No Adverse Events Reported So Far With H1N1 Influenza Vaccine

Fran Lowry

November 19, 2009

November 19, 2009 — No adverse events have been reported as yet from the H1N1 influenza vaccine, according to experts who are tracking the vaccine's safety through several postmarketing surveillance programs.

"So far we have no signals of concern in H1N1 vaccines nationally or internationally," Hector Izurieta, MD, MPH, from the US Food and Drug Administration Center for Biologics Evaluation and Research in Rockville, Maryland, told members of the FDA's Vaccines and Related Biological Products Advisory Committee yesterday.

Dr. Izurieta said concerns about the H1N1 vaccine's safety have prompted several passive and real-time safety surveillance enhancements to be put in place. This has resulted in stronger collaboration and communication among government agencies in the United States and worldwide, including Centers for Medicare & Medicaid Services, the Veterans Administration, Indian Health Services, and the World Health Organization.

Claudia Vellozzi, MD, MPH, from the Centers for Disease Control and Prevention (CDC)'s epidemiology and surveillance division in Atlanta, Georgia, reported that a total of 327,093 doses of H1N1 vaccine have been administered, according to CDC records, but that no potential association with signals have been identified.

No Signals, but Data Insufficient to Assess Safety

However, she added, "The 2009 H1N1 influenza vaccines have only recently begun to be administered, and the data are insufficient to assess safety of the vaccine to date, but there have been no signals."

Similar safety results are being seen with more than 2 million doses of seasonal influenza vaccine.

The US Department of Defense (DOD) has put into place 3 surveillance programs, said LTC Patrick Garman, PharmD, PhD, deputy director for scientific affairs, Military Vaccine Agency, Bethesda, Maryland.

These include enhanced surveillance of H1N1 vaccine safety in real time, or as close to real time as possible, among approximately 1.5 million military personnel who will be vaccinated during the 2009 to 2010 vaccination period.

"We just started this program November 2. We run through our database on Mondays, do the analysis, share the information with the vaccine safety data link with people at the CDC, they do a review, and we get the results back on Tuesday with statistical information attached," Dr. Garman explained to the committee.

A second program will compare International Statistical Classification of Diseases and Related Health Problems, Ninth Edition, codes to check for any unanticipated adverse effects that might not have been thought of earlier, he said.

The DOD is also monitoring the safety effects of the H1N1 vaccine in pregnancy.

So far, "at 2 weeks and counting," more than 30,000 vaccinations have been administered to military personnel throughout the world, including Iraq, Afghanistan, South Korea, Europe, Kosovo, and Japan, and more than 500,000 doses have been distributed within the DOD. No high-priority outcomes such as Guillain-Barré syndrome have been identified.

The H1N1 vaccine is also being administered to DOD beneficiaries and to civilians who work for the DOD.

"I think we will end up vaccinating up to 3 million individuals in this program," Dr.
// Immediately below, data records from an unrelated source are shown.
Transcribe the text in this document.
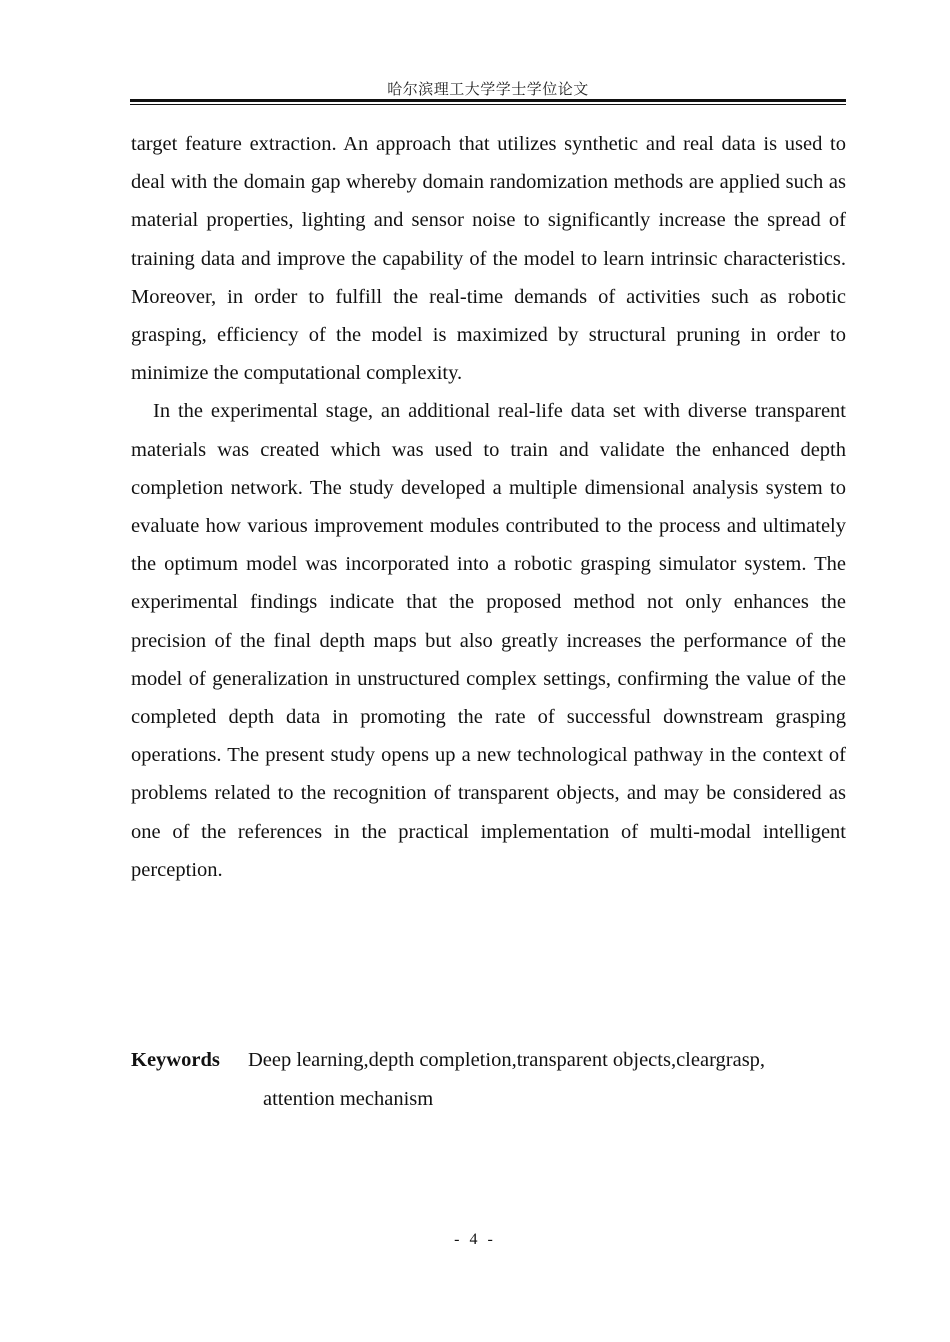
哈尔滨理工大学学士学位论文

target feature extraction. An approach that utilizes synthetic and real data is used to deal with the domain gap whereby domain randomization methods are applied such as material properties, lighting and sensor noise to significantly increase the spread of training data and improve the capability of the model to learn intrinsic characteristics. Moreover, in order to fulfill the real-time demands of activities such as robotic grasping, efficiency of the model is maximized by structural pruning in order to minimize the computational complexity.

In the experimental stage, an additional real-life data set with diverse transparent materials was created which was used to train and validate the enhanced depth completion network. The study developed a multiple dimensional analysis system to evaluate how various improvement modules contributed to the process and ultimately the optimum model was incorporated into a robotic grasping simulator system. The experimental findings indicate that the proposed method not only enhances the precision of the final depth maps but also greatly increases the performance of the model of generalization in unstructured complex settings, confirming the value of the completed depth data in promoting the rate of successful downstream grasping operations. The present study opens up a new technological pathway in the context of problems related to the recognition of transparent objects, and may be considered as one of the references in the practical implementation of multi-modal intelligent perception.

Keywords Deep learning,depth completion,transparent objects,cleargrasp,
attention mechanism
- 4 -
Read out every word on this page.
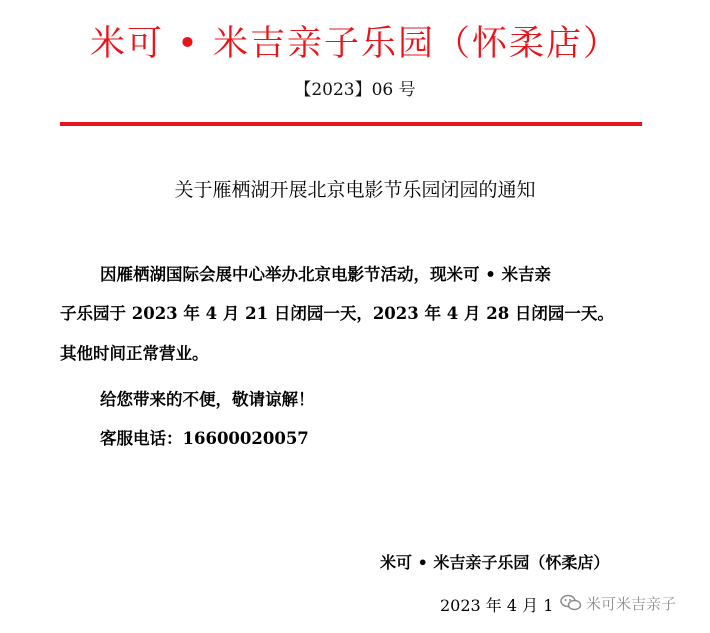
米可 • 米吉亲子乐园（怀柔店）
【2023】06 号
关于雁栖湖开展北京电影节乐园闭园的通知
因雁栖湖国际会展中心举办北京电影节活动，现米可 • 米吉亲
子乐园于 2023 年 4 月 21 日闭园一天，2023 年 4 月 28 日闭园一天。
其他时间正常营业。
给您带来的不便，敬请谅解！
客服电话：16600020057
米可 • 米吉亲子乐园（怀柔店）
2023 年 4 月 1 米可米吉亲子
Garman said. "So far, there have been no cases of adverse events to review, but the initial military vaccinees have not reached the end of their risk window."

Health Plans to Help With Surveillance

A novel H1N1 surveillance program is enlisting the help of large, national health plans to help track the safety of the vaccine.

The Post-Licensure Rapid Immunization Safety Monitoring (PRISM) system was described by Richard Platt, MD, from Harvard Pilgrim Health Care and Harvard Medical School, Boston, Massachusetts.

"Many H1N1 vaccine doses may be given by public providers and not captured in health plan data," he told the committee. "We are trying to develop the capability of linking state immunization registry exposure data to health plans membership data, which can provide us outcome data."

Participating health plans, which include Aetna, CIGNA, Humana, HealthCore, and WellPoint plans in California, New York, and Colorado, and Blue Cross Blue Shield in Michigan, will provide data on some 25 million people.

The state registries that are participating in PRISM are from Arizona, Florida, Georgia, Michigan, Minnesota, New York (as well as New York City), Pennsylvania, and Wisconsin, and these will provide data on an additional 14 million people.

The exchange of data between health plans and registries is a new experience for everyone, Dr. Platt noted.

To ensure that data sharing protects patient confidentiality, PRISM has been classified as a public health practice, not as research, "so there is no [internal review board] approval that is governing this," he said.

The various health plans and states are encouraged to use the Health Insurance Portability and Accountability Act public health exemption for exchange of protected health information. All person-level data will remain at the health plans after transformation to a standard format.

"This is a very robust and reassuring way to extract the information that is needed to support public health purposes while ensuring the privacy of the health information," he said.

PRISM started in September, and the first data should become available within 2 weeks, around early December, Dr. Pratt said.

"PRISM is enhancing vaccine safety by framing safety surveillance as a public health activity, by creating public–private collaborations for public health, by implementing methods for rapid analysis of data, and by developing methods for responding to findings," he concluded.